We learn from poets like Ovid that the ideal classical Garden was an ideal landscape of shady trees, running water, birdsong and blooms.
Henri Van de Velde was born in Brussels, but spent much of his childhood in Australia – his father was a diplomat. He came back to live here and during World War 1 supplied woollen blankets to the army, becoming wealthy as his company became a carpet manufacturer.Van de Velde loved the new Modernism, the interiors of the house include striking red bathrooms and Sorensen ensured the garden designs were detailed and sensitive to the site.
Saturday, Dec 5th, we were let in early and had the place to ourselves for forty minutes. It was Leura open garden festival and they were expecting crowds. The daffodils and Cherry blossom had finished, but everything else was blooming. We have never seen it look so good.
The garden was designed by the Danish landscape designer, Paul Sorensen a prestigious gardener who had the eye for details and for the landscape.
After a government grant, the house and grounds have been refurbished and refurnished.
Milton’s Eden is an English Arcadia in the classical tradition with flowery banks, shaded bowers and ‘‘pleasant walks’’ under magnificent trees and yet this garden remains wild.
A Wilderness of sweets; for Nature here
Wanton’d as in her prime, and play’d at will
Her Virgin Fancies, pouring forth more sweet,
Wild above Rule or Art, enormous bliss. (Paradise Lost. 5.294–97)
In this sense Everglades is a classical garden.
John Dixon Hunt believed that in ‘Paradise Lost’ Milton was recalling the Italian Renaissance gardens he had visited with their variety and mixing of the formal with the informal and the boschetti (wild woods). Everglades has wild woods and borrows the vast scenery of a world heritage natural environment. Shakkei refers to the technique small Chinese gardens used of borrowing scenery from outside their walls. The old character for garden in Chinese (yuan) is a pictograph of a walled garden.
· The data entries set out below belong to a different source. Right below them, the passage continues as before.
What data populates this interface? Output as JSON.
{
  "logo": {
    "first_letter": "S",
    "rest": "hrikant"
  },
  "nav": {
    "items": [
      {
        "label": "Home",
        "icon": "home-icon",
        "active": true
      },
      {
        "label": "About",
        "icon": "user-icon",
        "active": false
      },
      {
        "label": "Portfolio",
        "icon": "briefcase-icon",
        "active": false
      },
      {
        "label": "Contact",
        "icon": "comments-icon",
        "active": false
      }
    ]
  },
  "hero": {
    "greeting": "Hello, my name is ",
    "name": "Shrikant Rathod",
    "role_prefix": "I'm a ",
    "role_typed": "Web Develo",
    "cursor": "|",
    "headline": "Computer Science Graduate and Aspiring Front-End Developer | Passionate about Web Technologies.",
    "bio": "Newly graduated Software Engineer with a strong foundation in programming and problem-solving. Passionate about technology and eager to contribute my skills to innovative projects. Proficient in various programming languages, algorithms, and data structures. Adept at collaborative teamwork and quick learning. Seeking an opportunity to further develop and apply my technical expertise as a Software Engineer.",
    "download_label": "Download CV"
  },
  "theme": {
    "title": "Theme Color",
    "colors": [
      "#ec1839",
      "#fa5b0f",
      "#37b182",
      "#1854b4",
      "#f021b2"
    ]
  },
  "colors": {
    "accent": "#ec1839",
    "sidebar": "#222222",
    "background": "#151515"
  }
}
Gardens were refuges from danger, from labour, politics and social demands, and a luxury of uncultivated land. Everglades has plenty of walled gardens but is at such a large scale that it always feels open.
The garden mixes native and foreign.
Over a generation ago, the garden writer Edna Walling wrote: “There is little doubt that as we advance in the designing of our garden in Australia, we shall derive more and more inspiration from the old gardens of Italy […]. The chief elements of the Italian garden – stone, water and trees – are most appropriate to the conditions governing the construction of gardens in Australia.”
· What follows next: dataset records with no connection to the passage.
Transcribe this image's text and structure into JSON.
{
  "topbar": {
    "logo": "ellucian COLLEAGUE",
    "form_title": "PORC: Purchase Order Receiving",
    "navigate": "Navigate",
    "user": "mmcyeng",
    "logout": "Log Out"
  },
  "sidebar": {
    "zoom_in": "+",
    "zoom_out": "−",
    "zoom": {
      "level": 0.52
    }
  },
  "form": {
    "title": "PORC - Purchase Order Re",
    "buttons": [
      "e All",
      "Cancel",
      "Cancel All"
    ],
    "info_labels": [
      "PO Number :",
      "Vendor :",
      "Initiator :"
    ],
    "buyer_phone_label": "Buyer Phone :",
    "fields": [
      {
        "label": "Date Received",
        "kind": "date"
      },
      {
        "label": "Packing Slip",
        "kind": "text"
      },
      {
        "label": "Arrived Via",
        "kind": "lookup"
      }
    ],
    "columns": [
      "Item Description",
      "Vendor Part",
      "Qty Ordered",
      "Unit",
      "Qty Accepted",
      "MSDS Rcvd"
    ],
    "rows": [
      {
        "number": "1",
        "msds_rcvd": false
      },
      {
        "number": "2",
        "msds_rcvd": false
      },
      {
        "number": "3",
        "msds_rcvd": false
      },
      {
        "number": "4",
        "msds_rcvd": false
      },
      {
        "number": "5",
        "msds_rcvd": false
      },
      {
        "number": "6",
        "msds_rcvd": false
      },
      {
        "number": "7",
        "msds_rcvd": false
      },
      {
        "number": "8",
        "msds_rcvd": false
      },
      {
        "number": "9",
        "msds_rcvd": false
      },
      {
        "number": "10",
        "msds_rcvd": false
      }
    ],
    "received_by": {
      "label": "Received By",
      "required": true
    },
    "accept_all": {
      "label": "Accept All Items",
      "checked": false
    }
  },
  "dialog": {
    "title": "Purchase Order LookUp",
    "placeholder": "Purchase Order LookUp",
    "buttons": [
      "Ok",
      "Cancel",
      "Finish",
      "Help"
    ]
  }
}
These elements feature strongly in the Everglades, and while it is a fantastic garden, it is one that looks back- to look forward (if not necessarily advance) we need to look at promoting local biodiversity and conserving local fauna and flora. Two years ago I visited the magnificent Villa d’Este and heard or saw only two species of birds. It is a very formal garden, the world’s pre-eminent water garden and a marvellous visual experience, but one that lacks the variety that Milton celebrated and that our flora and fauna need to survive.
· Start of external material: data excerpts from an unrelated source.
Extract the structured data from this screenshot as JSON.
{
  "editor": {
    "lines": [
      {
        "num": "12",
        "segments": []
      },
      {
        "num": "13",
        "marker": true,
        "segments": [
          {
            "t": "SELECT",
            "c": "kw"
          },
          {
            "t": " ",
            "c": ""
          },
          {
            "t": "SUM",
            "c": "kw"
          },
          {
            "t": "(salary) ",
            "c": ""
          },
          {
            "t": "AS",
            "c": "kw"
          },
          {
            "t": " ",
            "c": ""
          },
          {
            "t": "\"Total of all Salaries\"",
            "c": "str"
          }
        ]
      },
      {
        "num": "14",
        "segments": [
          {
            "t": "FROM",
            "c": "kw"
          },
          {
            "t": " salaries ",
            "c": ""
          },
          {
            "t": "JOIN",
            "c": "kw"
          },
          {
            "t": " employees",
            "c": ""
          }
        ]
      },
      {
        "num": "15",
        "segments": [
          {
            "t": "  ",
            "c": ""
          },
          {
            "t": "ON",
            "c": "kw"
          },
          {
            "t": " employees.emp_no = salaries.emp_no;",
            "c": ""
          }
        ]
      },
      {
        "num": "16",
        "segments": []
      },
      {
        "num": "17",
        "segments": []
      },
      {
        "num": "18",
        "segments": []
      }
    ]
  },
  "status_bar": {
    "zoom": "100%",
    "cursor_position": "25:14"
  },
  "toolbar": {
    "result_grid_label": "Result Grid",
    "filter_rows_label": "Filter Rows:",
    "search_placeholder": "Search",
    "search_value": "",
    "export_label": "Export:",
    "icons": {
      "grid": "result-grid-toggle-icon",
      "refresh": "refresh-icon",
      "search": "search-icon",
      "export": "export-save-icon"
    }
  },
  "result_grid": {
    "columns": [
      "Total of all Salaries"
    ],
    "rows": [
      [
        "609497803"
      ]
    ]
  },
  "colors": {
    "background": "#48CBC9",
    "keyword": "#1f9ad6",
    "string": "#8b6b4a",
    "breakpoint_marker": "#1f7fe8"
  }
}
Ross Macleay writes, “True garden lovers love the narrative and sweat of their labour and the contemplation of its being succeeded by nature’s labour. Yet this beauty is in the bush too, and the fruits of labour in the bush of nature’s and of ours still always outdo the contrivances of the garden.” Ross loves the bush, he lives surrounded by bush near Bellingen, and his little time for gardens.
I think gardens are important, they certainly are for the gardeners of the world. They are how most people get into contact with natural environments, how they watch things grow and die. They fit our need for use of creativity, work and techne, “Garden appreciation somehow fuses, or factors out into, art and nature appreciation.”David Cooper (A Philosophy of Gardens, OUP, 1996).
And if the idea of natural gardens, free of pesticides, and with local plants grown for local insects and animals catches on, gardens will become an important part of the natural landscape of ecosystems.
Gardening is a dirty sweaty business you forget in this garden, that is one aspect of the magic of gardens, much is hidden. An army of volunteers help both combat nature and nurture nature; even the tool shed is spick and span in the Everglades.